As promised, Amazon has now provided a detailed account of the events that led to the massive Web Services outage and how it unfolded. The company has also apologized to the customers affected by the issues.

Criticized for its initial lack of communication, the team promised to be more transparent and ensure more communications during outages or when problems occur.

The issues started shortly after midnight, Pacific Daylight Time, on April 21 and were initiated by a planned upgrade of its network capacity for one Availability Zone in the US East Region.

A configuration error occurred which caused some EBS nodes to become isolated from the network and their replicas. This prompted the nodes to seek for space to "re-mirror" their data.

Since many nodes were affected, there was not enough storage space available to serve them all, leaving them "stuck" in a loop. This sequence of events cascaded and, combined to other issues, led to the outage and data loss in some instances.

A detailed timeline of the events is available in the post mortem Amazon published.

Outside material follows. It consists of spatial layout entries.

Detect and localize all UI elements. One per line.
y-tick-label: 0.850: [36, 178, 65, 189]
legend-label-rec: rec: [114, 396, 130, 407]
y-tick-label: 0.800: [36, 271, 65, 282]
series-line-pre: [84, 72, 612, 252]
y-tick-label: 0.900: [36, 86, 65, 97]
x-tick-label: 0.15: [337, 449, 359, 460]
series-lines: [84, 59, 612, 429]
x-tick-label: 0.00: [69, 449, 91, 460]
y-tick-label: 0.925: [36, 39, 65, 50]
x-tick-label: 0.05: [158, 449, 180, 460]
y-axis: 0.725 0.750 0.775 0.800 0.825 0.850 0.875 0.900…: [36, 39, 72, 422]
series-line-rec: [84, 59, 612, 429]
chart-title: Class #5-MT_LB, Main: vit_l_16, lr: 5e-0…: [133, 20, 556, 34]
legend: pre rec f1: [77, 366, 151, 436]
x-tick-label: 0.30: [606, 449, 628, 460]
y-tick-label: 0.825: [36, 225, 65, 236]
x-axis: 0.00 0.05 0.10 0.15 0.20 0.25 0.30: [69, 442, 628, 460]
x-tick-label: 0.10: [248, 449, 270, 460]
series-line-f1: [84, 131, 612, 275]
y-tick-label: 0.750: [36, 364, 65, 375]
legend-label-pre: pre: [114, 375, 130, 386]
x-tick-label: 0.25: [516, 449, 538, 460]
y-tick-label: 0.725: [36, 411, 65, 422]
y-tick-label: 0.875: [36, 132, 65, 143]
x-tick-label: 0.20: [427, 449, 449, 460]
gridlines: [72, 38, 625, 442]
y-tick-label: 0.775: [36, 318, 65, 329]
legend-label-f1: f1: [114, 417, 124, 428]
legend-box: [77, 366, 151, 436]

"The trigger for this event was a network configuration change. We will audit our change process and increase the automation to prevent this mistake from happening in the future. However, we focus on building software and services to survive failures," Amazon promised to make changes to prevent this type of event from happening again.

Amazon also said it plans to communicate more with its customers during a crisis, something it failed to do initially.

"In addition to the technical insights and improvements that will result from this event, we also identified improvements that need to be made in our customer communications. We would like our communications to be more frequent and contain more information," Amazon said.

"Last, but certainly not least, we want to apologize. We know how critical our services are to our customers’ businesses and we will do everything we can to learn from this event and use it to drive improvement across our services," Amazon also apologized for the problems.